Users complain of Lightning cable issues due to corrosion


Apple has been taking criticism for its new Lightning connector since it was introduced alongside the iPhone 5 in 2012. The change instantly made millions of cases and other accessories incompatible, forcing users to either buy updated products or do without.

Those complaints have since spilled over into the Lightning cable’s durability, with the Apple Store showing a 1.5 star rating of the cable on over 1,200 reviews.  Apparently the cable is vulnerable to breakage, fraying, and according to a new report, corrosion as well…

Here’s more from ZDNet’s Jason O’Grady (via MacRumors):

“About a month ago the Apple Lightning to USB cable (PN: MD818ZM/A, $19) that I keep in my vehicle for charging my iPhone 5s began to fail. At first charging was intermittent, then within a week the cable wouldn’t charge my iPhone at all. A closer look at the male end of the Apple Lightning to USB cable reveals that several of the gold contacts have become corroded.”


And it’s not just O’Grady experiencing corrosion problems—several other users have taken to Apple’s support forums to complain of similar issues. Many of them said they were told by Apple the cause of the corrosion was moisture damage, but not everyone agrees.

Forum poster Jim Dion writes:

“I just returned a month old lightning cable and was told by the store that I had exposed it to moisture! When I said that I had not, they did not believe me, but it appeard that this was not the first one of these that they saw. They told me that they would replace it this one time but not again. This is why I pay them thousands of dollars, so that when a $3 cost cable fails they give me trouble? Not the way I would have handled it. They have a problem with this connector and are not prepared to admit it, so it is our fault.”

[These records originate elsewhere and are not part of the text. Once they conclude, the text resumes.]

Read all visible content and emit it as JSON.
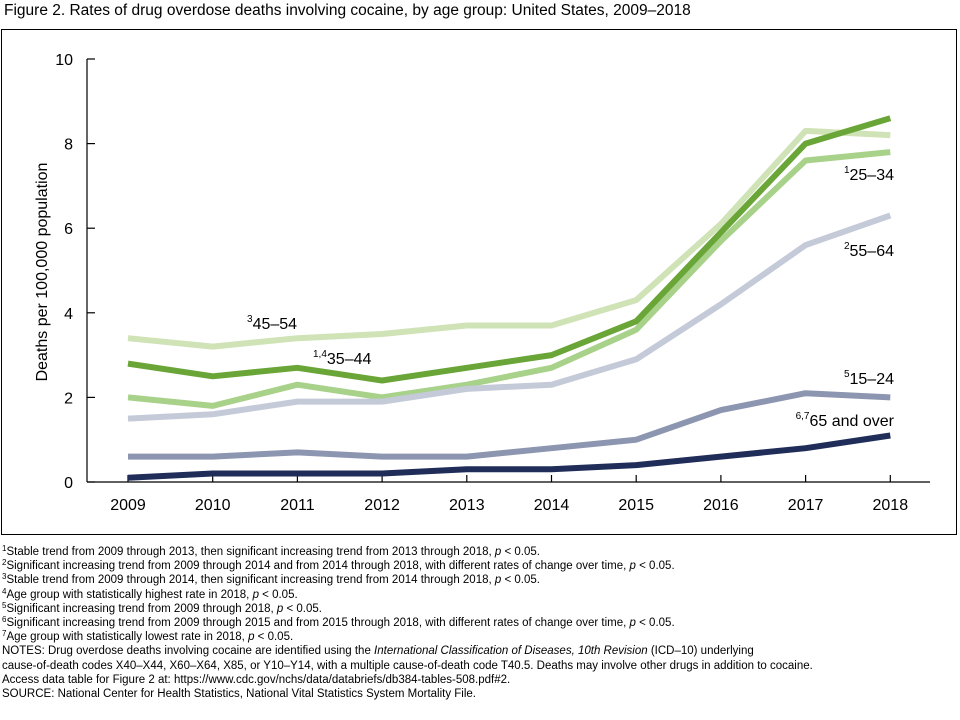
{
  "figure": {
    "title": "Figure 2. Rates of drug overdose deaths involving cocaine, by age group: United States, 2009–2018"
  },
  "chart_data": {
    "type": "line",
    "title": "Figure 2. Rates of drug overdose deaths involving cocaine, by age group: United States, 2009–2018",
    "xlabel": "",
    "ylabel": "Deaths per 100,000 population",
    "x": [
      "2009",
      "2010",
      "2011",
      "2012",
      "2013",
      "2014",
      "2015",
      "2016",
      "2017",
      "2018"
    ],
    "ylim": [
      0,
      10
    ],
    "yticks": [
      0,
      2,
      4,
      6,
      8,
      10
    ],
    "grid": false,
    "legend": "inline labels",
    "series": [
      {
        "name": "45–54",
        "sup": "3",
        "color": "#cfe3b7",
        "label_pos": "above-2011",
        "values": [
          3.4,
          3.2,
          3.4,
          3.5,
          3.7,
          3.7,
          4.3,
          6.1,
          8.3,
          8.2
        ]
      },
      {
        "name": "25–34",
        "sup": "1",
        "color": "#a8d18a",
        "label_pos": "right-2018",
        "values": [
          2.0,
          1.8,
          2.3,
          2.0,
          2.3,
          2.7,
          3.6,
          5.7,
          7.6,
          7.8
        ]
      },
      {
        "name": "55–64",
        "sup": "2",
        "color": "#c5cad9",
        "label_pos": "right-2018",
        "values": [
          1.5,
          1.6,
          1.9,
          1.9,
          2.2,
          2.3,
          2.9,
          4.2,
          5.6,
          6.3
        ]
      },
      {
        "name": "35–44",
        "sup": "1,4",
        "color": "#6aa537",
        "label_pos": "above-2012",
        "values": [
          2.8,
          2.5,
          2.7,
          2.4,
          2.7,
          3.0,
          3.8,
          5.9,
          8.0,
          8.6
        ]
      },
      {
        "name": "15–24",
        "sup": "5",
        "color": "#8c96b0",
        "label_pos": "right-2018",
        "values": [
          0.6,
          0.6,
          0.7,
          0.6,
          0.6,
          0.8,
          1.0,
          1.7,
          2.1,
          2.0
        ]
      },
      {
        "name": "65 and over",
        "sup": "6,7",
        "color": "#1f2d58",
        "label_pos": "right-2018",
        "values": [
          0.1,
          0.2,
          0.2,
          0.2,
          0.3,
          0.3,
          0.4,
          0.6,
          0.8,
          1.1
        ]
      }
    ]
  },
  "footnotes": [
    {
      "sup": "1",
      "text": "Stable trend from 2009 through 2013, then significant increasing trend from 2013 through 2018, ",
      "p": "p",
      "tail": " < 0.05."
    },
    {
      "sup": "2",
      "text": "Significant increasing trend from 2009 through 2014 and from 2014 through 2018, with different rates of change over time, ",
      "p": "p",
      "tail": " < 0.05."
    },
    {
      "sup": "3",
      "text": "Stable trend from 2009 through 2014, then significant increasing trend from 2014 through 2018, ",
      "p": "p",
      "tail": " < 0.05."
    },
    {
      "sup": "4",
      "text": "Age group with statistically highest rate in 2018, ",
      "p": "p",
      "tail": " < 0.05."
    },
    {
      "sup": "5",
      "text": "Significant increasing trend from 2009 through 2018, ",
      "p": "p",
      "tail": " < 0.05."
    },
    {
      "sup": "6",
      "text": "Significant increasing trend from 2009 through 2015 and from 2015 through 2018, with different rates of change over time, ",
      "p": "p",
      "tail": " < 0.05."
    },
    {
      "sup": "7",
      "text": "Age group with statistically lowest rate in 2018, ",
      "p": "p",
      "tail": " < 0.05."
    }
  ],
  "notes": {
    "prefix": "NOTES: Drug overdose deaths involving cocaine are identified using the ",
    "italic": "International Classification of Diseases, 10th Revision",
    "suffix": " (ICD–10) underlying",
    "line2": "cause-of-death codes X40–X44, X60–X64, X85, or Y10–Y14, with a multiple cause-of-death code T40.5. Deaths may involve other drugs in addition to cocaine.",
    "line3": "Access data table for Figure 2 at: https://www.cdc.gov/nchs/data/databriefs/db384-tables-508.pdf#2."
  },
  "source": "SOURCE: National Center for Health Statistics, National Vital Statistics System Mortality File."
}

The complaints in the thread date all the way back to September 2012, but there are some recent posts as well. It sounds like Apple is now replacing these cables without issue, so if you are experiencing similar corrosion problems, it’s worth a trip to your local Apple Store.

But the bigger issue here is that malfunctioning charging components can be dangerous if undetected. In fact, Apple launched a trade-in program for third-party USB power adapters last fall following multiple reports where defective adapters caused fatal electrocutions.

Have you encountered any problems with your Lightning cables?